On Tuesday morning, the business minister, Nadhim Zahawi, repeated this figure and warned that action is needed before intensive care units are overwhelmed – a claim denied by the city’s medical leaders.

Zahawi told Today: “We have been negotiating in good faith for 10 days with Andy Burnham and other local leaders in Greater Manchester. By the first week of November, if the trajectory continues at the rate it is at the moment, they will run out of ICU capacity in Greater Manchester.”

But Leese said £22m was simply the £8 per head offered to all areas which go into tier 3 to pay for enhanced test and trace. “We’re now talking about the business support package that will go with the £22m,” he said.

Lancashire and Liverpool both negotiated £30m for business support plus £8 a head for test and trace and enforcement.

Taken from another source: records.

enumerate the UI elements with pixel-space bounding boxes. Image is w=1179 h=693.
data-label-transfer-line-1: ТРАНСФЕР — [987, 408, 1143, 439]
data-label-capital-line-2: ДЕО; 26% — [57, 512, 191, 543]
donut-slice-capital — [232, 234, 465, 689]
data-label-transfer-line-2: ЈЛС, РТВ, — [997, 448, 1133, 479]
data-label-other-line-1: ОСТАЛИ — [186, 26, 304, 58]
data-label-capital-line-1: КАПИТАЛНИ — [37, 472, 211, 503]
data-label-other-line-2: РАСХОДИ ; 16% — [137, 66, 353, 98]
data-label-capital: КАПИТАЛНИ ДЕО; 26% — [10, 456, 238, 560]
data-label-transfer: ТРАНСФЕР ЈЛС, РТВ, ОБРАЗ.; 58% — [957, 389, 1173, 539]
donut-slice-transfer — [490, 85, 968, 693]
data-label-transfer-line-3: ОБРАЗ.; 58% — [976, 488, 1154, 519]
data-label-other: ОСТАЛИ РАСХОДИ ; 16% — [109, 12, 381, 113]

One of Greater Manchester’s nine Conservative MPs told the Guardian on Monday that he did not want to push constituents into “destitution”.

Christian Wakeford, who was elected MP for Bury South in December, said while he was not wedded to Burnham’s insistence that furloughed workers be paid 80% of their wages, as during the first lockdown, there should be a “minimum floor”.

Wakeford said: “If it’s not 80%, it’s no lower than a set amount, whether that’s minimum wage or something else, so that we are not forcing people into destitution. I appreciate the knock-on effect that has because you couldn’t just introduce that for Greater Manchester, but I do think that’s an area that has unity between Conservatives and Labour.

“I don’t want to be a member of parliament who pushes someone into destitution so they can’t put food on the table just before Christmas.”